Some have pointed out that Korea has got hit hardest as Japan purposefully weakens the Yen. Therein lies one of the fundamental flaws of the mercantilist approach.
From Zero Hedge:
The recent landslide victory of the Liberal Democratic Party (LDP) on a platform that promised positive change for the long-struggling Japanese economy has thrust a somewhat forgotten Japan back into the headlines. Indeed, as Goldman notes, asset markets have already responded aggressively to the prospective changes with Japanese equity markets climbing to multi-year highs and the Yen declining to multi-year lows against the US dollar and the EUR. But, as Kyle Bass has recently explained, very real questions remain about the ability of the LDP and new Prime Minister (PM) Shinzo Abe to deliver on promises and break the damaging cycle of low growth and deflation that has become well-entrenched in the Japanese economy over the last five-plus years. These doubts are reinforced by concerns about the health of the domestic banking sector and of Japan Inc. in general. "Abe-nomics 'appears' positive, but for how long?" Goldman asks and Hamada's recent concerns over 'going too far' are very real - though in general Goldman's positive 'take' is a useful counter-point to Bass' somewhat more realistic apocalyptic endgame thesis.

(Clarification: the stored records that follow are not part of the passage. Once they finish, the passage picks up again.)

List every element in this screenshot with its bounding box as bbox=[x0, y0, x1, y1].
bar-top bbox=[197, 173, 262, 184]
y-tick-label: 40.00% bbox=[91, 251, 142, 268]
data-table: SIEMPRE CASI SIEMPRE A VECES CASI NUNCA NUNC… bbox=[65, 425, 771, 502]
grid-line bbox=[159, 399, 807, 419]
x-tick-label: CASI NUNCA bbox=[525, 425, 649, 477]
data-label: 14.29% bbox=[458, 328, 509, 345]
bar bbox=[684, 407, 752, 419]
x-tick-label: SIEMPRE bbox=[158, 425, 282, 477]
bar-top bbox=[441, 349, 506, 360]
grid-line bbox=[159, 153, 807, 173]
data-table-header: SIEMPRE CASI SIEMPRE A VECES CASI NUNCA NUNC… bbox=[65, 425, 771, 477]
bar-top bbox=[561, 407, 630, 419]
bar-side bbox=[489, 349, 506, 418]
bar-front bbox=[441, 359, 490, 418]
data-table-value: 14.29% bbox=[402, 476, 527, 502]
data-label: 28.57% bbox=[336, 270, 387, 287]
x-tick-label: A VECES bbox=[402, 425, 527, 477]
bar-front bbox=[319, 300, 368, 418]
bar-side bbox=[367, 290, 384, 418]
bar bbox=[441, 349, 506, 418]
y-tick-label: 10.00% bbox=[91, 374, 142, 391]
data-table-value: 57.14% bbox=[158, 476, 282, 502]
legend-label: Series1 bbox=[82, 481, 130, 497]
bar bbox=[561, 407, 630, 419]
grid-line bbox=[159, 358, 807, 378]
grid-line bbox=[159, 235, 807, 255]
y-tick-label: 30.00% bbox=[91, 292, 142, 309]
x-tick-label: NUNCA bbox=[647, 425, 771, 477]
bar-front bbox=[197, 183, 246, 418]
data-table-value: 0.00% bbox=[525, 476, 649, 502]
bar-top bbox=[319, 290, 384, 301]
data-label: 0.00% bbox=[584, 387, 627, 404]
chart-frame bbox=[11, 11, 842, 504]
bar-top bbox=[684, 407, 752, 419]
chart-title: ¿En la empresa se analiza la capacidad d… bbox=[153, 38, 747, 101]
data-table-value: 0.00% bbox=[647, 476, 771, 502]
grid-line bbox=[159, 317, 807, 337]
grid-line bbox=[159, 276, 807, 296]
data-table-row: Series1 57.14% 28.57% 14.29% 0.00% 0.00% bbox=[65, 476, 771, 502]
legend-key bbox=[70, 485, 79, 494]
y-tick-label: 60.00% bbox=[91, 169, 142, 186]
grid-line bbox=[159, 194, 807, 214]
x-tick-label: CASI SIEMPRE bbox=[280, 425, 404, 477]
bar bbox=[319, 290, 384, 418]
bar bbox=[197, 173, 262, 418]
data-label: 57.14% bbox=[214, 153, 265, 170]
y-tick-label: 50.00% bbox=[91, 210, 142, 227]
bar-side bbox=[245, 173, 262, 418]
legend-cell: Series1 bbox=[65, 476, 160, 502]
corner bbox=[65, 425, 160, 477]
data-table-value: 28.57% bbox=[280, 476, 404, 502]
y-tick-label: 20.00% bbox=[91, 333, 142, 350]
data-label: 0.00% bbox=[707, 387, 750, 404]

Overall, Goldman believes the recent developments suggest a still positive outlook for Japanese assets despite their recent run, but it’s clear that promises will need to continue to translate into action - and some very difficult longstanding issues will need to be addressed - in order to sustain the recent positive momentum over the medium-to-longer term.
There are two factors to consider when assessing vulnerability to a financial crisis: solvency – the ability of the government to pay the debt that it has accumulated – and liquidity – the ability of the government to fund its deficit on an ongoing basis. There are large concerns about Japan’s solvency. Its debt/GDP ratio exceeds 200%, which is by far the worst in the world, and there is almost no hope in eradicating that debt. It also runs a large fiscal deficit owing to falling tax revenues, which is closely linked to anemic economic growth, and rising expenditures on public works and social security as the population continues to age.
But, in terms of liquidity, the situation is actually healthy, with high domestic savings to fund this deficit, as domestic investors continue to pour money into JGBs. That savings will likely be sufficient to fund the deficit for at least five years.